As the majority of ministries increased in California, Los Angeles was selected as seat of the western province and established in 1903. Academies were established as early as 1882, Mount St. Mary's College (now University) was founded in 1925, and Sisters were teaching in parish schools in five states. Work with the deaf, a treasured tradition since the first days in St. Louis, flourished for many years in Oakland and San Francisco. In 1925, the Sisters of St. Joseph of Lewiston, Idaho, joined the Carondelet congregation. In 2011, the Sisters of the Vice Province of Japan joined the Los Angeles Province as a region.

From the first days in Arizona, education and health care merged naturally into other forms of care of the dear neighbor. Over the years, and especially after Vatican II, the Sisters’ work has expanded and diversified, including parish service, adult education, spiritual direction and retreat work, direct service of the poor, and justice activities. In July 2017, the Hawaii Vice Province, erected in 1956, officially joined the Los Angeles Province.

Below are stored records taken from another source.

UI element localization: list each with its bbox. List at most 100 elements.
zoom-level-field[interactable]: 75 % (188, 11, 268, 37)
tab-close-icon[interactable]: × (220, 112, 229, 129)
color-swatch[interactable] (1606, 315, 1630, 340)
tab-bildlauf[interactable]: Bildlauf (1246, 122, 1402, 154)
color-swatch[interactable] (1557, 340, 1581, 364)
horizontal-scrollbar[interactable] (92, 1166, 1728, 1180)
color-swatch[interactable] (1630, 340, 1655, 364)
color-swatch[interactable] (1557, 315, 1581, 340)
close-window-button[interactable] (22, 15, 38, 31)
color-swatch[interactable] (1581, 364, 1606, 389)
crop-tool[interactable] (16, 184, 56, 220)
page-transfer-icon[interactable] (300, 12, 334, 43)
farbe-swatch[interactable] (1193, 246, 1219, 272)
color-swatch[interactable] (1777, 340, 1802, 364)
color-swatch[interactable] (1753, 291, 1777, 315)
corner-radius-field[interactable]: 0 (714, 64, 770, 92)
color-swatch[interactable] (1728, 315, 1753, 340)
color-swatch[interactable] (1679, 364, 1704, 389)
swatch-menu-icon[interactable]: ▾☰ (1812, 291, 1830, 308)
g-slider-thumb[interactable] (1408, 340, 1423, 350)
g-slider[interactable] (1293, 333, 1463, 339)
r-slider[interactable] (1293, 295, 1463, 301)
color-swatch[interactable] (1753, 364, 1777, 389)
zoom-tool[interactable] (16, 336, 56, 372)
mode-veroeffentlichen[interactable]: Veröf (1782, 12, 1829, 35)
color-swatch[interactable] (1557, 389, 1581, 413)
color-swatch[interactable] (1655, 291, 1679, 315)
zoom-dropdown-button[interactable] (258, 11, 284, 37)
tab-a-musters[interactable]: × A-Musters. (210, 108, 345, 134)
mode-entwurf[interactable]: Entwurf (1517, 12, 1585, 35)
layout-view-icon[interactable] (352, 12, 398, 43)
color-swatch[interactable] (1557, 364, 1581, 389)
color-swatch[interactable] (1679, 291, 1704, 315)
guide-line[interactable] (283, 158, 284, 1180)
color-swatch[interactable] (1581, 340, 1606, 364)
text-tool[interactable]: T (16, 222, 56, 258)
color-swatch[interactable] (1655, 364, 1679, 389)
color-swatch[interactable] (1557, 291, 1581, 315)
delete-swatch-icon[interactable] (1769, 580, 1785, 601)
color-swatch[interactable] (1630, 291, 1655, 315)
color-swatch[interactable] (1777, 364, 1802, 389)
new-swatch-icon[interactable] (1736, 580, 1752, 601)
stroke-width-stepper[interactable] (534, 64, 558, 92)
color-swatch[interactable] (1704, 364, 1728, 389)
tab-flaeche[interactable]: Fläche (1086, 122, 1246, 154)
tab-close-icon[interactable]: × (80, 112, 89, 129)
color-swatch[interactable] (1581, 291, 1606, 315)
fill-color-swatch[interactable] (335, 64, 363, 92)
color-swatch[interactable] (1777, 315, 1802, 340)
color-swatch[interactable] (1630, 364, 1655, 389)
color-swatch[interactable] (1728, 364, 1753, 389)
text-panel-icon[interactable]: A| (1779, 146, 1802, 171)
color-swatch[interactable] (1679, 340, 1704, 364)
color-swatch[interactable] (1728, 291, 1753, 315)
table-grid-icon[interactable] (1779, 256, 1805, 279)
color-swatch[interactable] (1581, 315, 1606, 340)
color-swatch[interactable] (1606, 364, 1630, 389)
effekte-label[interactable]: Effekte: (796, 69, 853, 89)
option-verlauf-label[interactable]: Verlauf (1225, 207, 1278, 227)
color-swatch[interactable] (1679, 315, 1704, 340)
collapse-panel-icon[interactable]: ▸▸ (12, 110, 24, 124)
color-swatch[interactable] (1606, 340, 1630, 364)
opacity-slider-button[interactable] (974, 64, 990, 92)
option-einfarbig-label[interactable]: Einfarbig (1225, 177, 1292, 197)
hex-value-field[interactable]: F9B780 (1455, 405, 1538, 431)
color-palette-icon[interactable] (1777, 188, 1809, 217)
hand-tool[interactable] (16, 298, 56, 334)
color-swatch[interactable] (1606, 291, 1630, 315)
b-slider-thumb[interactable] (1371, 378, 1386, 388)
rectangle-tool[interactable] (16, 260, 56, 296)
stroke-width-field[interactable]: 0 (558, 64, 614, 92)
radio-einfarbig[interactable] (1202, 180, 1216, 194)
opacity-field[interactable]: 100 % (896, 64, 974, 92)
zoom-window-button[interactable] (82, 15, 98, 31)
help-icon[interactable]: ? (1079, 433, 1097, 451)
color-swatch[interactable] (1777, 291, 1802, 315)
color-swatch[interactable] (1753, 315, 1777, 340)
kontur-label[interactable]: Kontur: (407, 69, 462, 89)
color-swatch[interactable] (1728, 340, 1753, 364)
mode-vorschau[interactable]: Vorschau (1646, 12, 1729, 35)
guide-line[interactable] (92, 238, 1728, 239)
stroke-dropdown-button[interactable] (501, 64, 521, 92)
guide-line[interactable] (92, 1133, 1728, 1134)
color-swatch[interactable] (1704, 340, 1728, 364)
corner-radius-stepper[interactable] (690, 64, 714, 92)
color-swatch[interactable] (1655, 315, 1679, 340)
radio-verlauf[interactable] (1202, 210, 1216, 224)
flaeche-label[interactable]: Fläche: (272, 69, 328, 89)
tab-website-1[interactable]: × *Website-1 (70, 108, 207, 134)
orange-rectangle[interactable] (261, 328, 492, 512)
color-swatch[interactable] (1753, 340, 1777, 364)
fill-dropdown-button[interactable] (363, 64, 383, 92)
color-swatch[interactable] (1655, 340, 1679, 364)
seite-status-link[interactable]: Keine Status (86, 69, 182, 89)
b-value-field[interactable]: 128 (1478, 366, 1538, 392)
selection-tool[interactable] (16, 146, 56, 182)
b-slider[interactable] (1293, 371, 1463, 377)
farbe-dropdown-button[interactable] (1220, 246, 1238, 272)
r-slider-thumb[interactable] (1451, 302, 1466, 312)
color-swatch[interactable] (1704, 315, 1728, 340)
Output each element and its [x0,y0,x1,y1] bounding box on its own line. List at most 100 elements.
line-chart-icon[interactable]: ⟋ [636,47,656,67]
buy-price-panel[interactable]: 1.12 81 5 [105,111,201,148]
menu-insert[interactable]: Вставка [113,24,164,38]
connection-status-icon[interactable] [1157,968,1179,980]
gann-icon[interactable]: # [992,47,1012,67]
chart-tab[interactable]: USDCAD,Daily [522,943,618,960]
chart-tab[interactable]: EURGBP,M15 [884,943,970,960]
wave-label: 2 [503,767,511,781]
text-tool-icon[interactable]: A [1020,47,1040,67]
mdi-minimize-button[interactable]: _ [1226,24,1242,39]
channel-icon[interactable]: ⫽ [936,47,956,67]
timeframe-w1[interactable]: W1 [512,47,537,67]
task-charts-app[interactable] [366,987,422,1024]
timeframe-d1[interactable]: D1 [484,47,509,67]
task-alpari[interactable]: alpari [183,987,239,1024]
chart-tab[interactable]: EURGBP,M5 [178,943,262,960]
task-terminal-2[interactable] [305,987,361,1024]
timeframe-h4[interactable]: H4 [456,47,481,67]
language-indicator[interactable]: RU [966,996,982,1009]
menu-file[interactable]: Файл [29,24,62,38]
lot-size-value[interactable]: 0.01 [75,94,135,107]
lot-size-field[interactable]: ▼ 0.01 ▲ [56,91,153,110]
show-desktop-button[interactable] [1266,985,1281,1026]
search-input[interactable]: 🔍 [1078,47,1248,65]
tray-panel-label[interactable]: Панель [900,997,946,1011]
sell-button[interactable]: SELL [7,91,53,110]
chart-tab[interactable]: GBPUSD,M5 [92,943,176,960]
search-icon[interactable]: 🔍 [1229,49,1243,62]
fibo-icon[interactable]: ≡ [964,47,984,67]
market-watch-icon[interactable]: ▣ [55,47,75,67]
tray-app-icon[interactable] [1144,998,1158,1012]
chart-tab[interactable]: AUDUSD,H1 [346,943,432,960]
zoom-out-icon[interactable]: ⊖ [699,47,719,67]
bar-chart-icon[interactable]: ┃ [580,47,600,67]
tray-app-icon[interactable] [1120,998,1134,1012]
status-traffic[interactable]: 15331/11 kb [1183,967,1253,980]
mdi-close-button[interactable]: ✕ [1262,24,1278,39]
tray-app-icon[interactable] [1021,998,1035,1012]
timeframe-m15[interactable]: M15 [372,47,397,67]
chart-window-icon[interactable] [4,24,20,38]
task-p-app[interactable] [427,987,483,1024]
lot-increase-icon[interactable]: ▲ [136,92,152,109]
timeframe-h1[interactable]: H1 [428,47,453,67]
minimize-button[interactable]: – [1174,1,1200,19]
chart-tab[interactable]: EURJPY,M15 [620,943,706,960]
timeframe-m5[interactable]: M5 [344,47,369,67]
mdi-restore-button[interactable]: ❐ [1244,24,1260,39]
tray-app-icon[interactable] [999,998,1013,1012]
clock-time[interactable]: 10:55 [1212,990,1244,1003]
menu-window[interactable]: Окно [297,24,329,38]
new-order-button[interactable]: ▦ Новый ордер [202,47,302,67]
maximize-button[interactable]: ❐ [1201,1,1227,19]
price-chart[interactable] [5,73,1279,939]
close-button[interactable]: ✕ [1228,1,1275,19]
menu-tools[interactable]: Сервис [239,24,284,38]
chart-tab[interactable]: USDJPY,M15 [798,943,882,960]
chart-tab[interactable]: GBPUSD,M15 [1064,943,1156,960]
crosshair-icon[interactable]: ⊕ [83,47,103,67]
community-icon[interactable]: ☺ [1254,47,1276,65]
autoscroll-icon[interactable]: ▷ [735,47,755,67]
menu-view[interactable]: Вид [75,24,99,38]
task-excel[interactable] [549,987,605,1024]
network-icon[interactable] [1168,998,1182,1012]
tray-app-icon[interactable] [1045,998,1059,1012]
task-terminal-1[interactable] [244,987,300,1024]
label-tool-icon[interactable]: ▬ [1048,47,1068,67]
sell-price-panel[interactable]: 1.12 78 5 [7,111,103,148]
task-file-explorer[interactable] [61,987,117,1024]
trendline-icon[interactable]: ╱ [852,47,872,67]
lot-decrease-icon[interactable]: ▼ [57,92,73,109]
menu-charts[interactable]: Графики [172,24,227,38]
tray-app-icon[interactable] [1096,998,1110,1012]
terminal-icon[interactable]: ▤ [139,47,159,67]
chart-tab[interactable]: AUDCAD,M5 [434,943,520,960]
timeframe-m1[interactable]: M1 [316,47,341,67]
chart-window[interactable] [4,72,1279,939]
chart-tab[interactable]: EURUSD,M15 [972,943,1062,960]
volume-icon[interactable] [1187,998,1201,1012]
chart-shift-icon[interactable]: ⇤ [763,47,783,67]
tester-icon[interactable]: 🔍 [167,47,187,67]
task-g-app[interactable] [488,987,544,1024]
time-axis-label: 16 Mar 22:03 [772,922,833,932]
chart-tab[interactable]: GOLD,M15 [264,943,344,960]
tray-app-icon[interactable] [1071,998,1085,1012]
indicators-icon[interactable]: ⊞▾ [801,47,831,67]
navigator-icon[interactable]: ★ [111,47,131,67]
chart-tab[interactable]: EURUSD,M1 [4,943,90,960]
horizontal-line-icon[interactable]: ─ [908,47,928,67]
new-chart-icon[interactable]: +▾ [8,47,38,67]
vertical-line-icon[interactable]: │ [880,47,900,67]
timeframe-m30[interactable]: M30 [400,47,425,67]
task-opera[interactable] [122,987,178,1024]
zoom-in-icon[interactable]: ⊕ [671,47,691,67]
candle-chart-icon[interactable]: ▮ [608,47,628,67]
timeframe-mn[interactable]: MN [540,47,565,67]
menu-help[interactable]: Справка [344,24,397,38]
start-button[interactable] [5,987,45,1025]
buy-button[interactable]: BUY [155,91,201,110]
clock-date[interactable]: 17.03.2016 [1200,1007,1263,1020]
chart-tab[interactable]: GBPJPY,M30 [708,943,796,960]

====Sponsored institutions====
Academy of Our Lady of Peace, San Diego; Carondelet High School, Concord, CA; St. Joseph High School, Lakewood, CA (philosophical sponsorship); St. Joseph Joshi Gakuen, Tsu, Japan; St. Mary's Academy, Inglewood, CA; Mount Saint Mary's University, Los Angeles; St. Joseph Center, Venice, CA; St. Catherine University, St. Paul, MN;Rosati-Kain Academy, St. Louis, MO.

====Selected province works====
A Friendly Manor, Alexandria House, Circle the city, Get on the Bus, House of Yahweh, Villa Maria House of Prayer.

===Peru Vice-Province===
In 1962, the Sisters of St. Joseph responded to the request of Pope John XXIII that religious communities send ten percent of their members as missionaries to Latin America.

==Governance==
The superior general and four general councillors, elected every six years by the whole congregation, form the general governing body, assisted by a superior provincial and four provincial councillors in each province. The provincial officers are appointed by the general officers every three years, as are the local superiors of all the provinces.

In each provincial house, as in the mother-house, a novitiate is established. The term of postulantship extends from three to six months, the term of novitiate two years, after which annual vows are taken for a period of five years, when perpetual vows are taken. All are received on the same footing, all enjoy the same privileges, and all are subject to the same obedience which assigns duties according to ability, talent, and aptitude.

Although an interchange of members of the various provinces is allowed and made use of for general or particular needs, the autonomy of each province is safeguarded. The constitutions, while establishing on a solid basis the idea of a general government, allow no small share of local initiative and carefully provide for local needs. In this way too much centralization or peril to establishments working in accordance with local and special exigencies is guarded against.